Quantification of coastal transportation network resilience to compounding threats from flooding and anthropogenic disturbances: A New York City case study

Abstract

Technological advancements and management adaptations have improved the function of engineered systems in response to threats from coastal flooding. Other natural and anthropogenic disturbances such as pandemics, utility hijacking, infrastructure destruction, and biochemical releases can stress a system beyond acceptable limits or in ways not previously conceived. Such threats can be direct or indirect and often result in large-scale disruption to the critical functions of the system. Traditional risk management approaches, while effective for known and predictable threats, are not adequate preparation for compound disturbances that are often unpredictable and not well defined. Rather, a resilience-based approach is required. Resilience-based approaches acknowledge that multiple disruptions to the system will occur, such as the interaction of impending hurricanes and evacuation complications due to a pandemic, while focusing on the recovery and maintenance of critical functions. The system can be stressed with multiple disturbances to determine its capacity to resist and recover. Analysis of these capacities or subsequent failures can then be used to determine the resilience of the system and provide insight into remedial actions or improvements.

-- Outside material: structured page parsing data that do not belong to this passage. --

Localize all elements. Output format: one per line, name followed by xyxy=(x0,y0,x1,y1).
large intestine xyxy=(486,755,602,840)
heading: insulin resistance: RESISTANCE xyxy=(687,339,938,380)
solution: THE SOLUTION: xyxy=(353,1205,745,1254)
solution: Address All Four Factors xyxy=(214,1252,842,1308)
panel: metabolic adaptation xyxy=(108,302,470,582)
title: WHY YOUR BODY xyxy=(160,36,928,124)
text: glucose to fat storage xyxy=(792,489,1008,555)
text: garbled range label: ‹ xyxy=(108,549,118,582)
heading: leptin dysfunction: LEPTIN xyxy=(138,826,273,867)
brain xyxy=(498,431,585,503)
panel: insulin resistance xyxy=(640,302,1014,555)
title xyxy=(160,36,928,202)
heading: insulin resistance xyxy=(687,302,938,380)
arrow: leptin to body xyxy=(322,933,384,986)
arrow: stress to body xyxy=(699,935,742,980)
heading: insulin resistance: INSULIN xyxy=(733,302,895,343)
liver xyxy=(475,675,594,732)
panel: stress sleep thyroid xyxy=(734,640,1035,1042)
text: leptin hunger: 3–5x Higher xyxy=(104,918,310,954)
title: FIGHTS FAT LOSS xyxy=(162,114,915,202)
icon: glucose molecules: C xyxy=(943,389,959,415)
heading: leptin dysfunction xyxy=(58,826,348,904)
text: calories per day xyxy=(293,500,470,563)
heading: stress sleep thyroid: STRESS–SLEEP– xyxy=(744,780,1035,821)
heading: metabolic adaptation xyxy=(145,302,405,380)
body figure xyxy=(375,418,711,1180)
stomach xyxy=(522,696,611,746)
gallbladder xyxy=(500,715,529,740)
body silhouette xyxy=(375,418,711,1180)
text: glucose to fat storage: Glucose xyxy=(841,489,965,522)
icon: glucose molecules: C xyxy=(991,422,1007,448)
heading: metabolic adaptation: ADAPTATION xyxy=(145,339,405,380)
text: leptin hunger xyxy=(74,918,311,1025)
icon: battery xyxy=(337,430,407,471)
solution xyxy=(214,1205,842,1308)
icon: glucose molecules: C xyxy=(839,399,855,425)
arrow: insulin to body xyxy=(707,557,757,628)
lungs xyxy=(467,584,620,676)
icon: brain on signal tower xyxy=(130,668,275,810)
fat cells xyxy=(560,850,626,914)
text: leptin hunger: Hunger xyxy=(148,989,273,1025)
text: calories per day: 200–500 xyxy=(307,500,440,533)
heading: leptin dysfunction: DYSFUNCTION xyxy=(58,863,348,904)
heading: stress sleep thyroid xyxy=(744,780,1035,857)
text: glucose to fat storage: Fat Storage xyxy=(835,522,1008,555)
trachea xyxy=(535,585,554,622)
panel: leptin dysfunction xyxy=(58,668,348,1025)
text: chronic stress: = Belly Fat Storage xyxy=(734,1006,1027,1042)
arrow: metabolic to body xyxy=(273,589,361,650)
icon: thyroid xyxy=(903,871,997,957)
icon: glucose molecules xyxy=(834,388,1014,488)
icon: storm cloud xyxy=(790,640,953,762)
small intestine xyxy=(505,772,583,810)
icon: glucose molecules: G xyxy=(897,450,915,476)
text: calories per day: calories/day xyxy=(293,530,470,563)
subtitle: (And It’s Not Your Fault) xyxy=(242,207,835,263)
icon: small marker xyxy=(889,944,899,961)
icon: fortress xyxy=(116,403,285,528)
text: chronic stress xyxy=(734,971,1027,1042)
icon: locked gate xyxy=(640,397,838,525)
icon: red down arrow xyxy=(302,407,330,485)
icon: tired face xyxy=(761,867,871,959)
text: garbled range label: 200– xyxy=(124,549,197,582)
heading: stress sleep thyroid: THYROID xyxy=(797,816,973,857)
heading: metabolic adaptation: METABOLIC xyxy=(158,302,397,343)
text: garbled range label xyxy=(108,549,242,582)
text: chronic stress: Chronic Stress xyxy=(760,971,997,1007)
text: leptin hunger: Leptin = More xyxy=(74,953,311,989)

A framework combining hydrologic modeling and network science can be used to determine critical weaknesses in transportation infrastructure due to compounding threats. This determination could be used to address pre-disaster staging by identifying areas that are likely to be isolated and to identify the characteristics of a resilient network to incorporate into future designs. To analyze resilience under compounded disturbances, coastal flood modeling is combined with hypothetical vehicle bridge failure in New York City, USA, and connectivity is analyzed through the use of ego networks. Our results show network analysis can be effectively used to identify areas of need to improve whole network resilience and is a valuable tool to quantify the compounding effects of multiple threats.